SIGHTINGS


 
Iowa Town's Meteor
Blast Dwarfs "Armageddon"
By Greg Smith
Associated Press Writer
7-5-98
 
 
"The force of the blast was more than if you took 10 times all the nuclear weapons on Earth at the height of the Cold War, piled them in one spot and set them off."
 
 
MANSON, Iowa -- As "Armageddon" hits the big screen, it isn't going to make a deep impact among folks here: They already have their own extraterrestrial claim to fame in the form of a 24-mile-wide crater formed some 74 million years ago when a huge meteorite slammed into north-central Iowa and turned the region into a giant killing field.
 
Geologists say it's the second-largest crater in the continental United States and 15th-largest in the world.
 
"Armageddon," the asteroid-vs.-Earth movie that is in the middle of its debut weekend, has been heavily promoted across the nation.

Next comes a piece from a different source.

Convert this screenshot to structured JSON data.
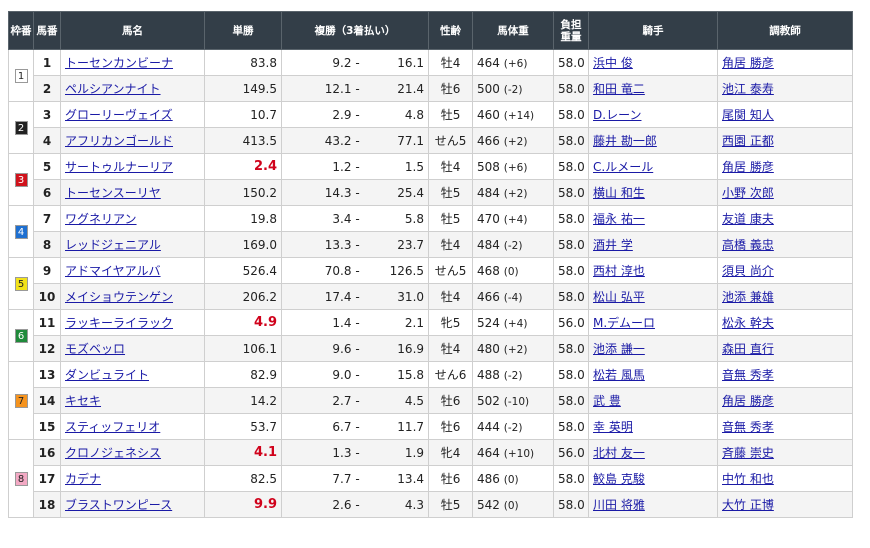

And "Deep Impact" has grossed $135.8 million since its debut May 8.
 
But in Manson, a town of 1,924 people that doesn't even have a movie theater, nobody much cares.
 
"I'm not into that kind of stuff," said Ann Schlapkohl, the librarian at the Manson Community Library. "The real thing is in our back yard."
 
Bernadine Zehl, who helped the town kick off its inaugural Crater Days celebration last weekend, agrees: "This was a natural happening. It wasn't anything conjured up by Hollywood -- or even Steven Spielberg."
 
The Manson Impact, as geologists call it, was the real, horrible thing.
 
"Basically, anything alive in the central part of North America would have been killed by the shock wave," said Ray Anderson, a geologist with the Iowa Department of Natural Resources Geological Survey. "The electromagnetic pulse -- the heat from the blast that went out -- would have basically set everything in the state of Iowa on fire in an instant. ... All the dinosaurs in the central part of the United States would have been killed by that blast."
 
In the continental United States, only the crater left by a meteorite 35 million years ago at Chesapeake Bay is larger than the Manson Impact, according to Peter Schultz, a geology professor at Brown University.
 
At Manson, Anderson theorizes the meteorite was traveling at 60,000 mph when it hit. The impact was about 3 1/2 miles deep, and as it bore into the earth, the sides of the crater were lifted 1 1/2 miles high from the earth's surface.
 
"The force of the blast was more than if you took 10 times all the nuclear weapons on Earth at the height of the Cold War, piled them in one spot and set them off," Anderson said.
 
Besides the environmental devastation, the blast turned topsy-turvy the rock formations below the Earth's surface in the Manson area.
 
Granite and other rocks normally found several thousand feet below ground were brought up to within less than 200 feet of the surface and were discovered after the turn of this century, Anderson said.
 
With all that destruction, no telltale signs of the huge crater exist.
 
Glacial deposits have filled in the crater while erosion has leveled it off, Anderson said. What would be the lip of the crater is about 200 feet below the rich farmland, he said.
 
"Researchers have used satellite imagery, radar imagery, everything. But there is no surface expression," Anderson said.
 
That leaves the locals wondering how to show off their extraterrestrial prize.
 
"Every once in a while someone will come to town and expect to see the crater, or they want a piece of the meteorite," said Schlapkohl, the librarian. "It's really hard to explain to them that there's really nothing to see."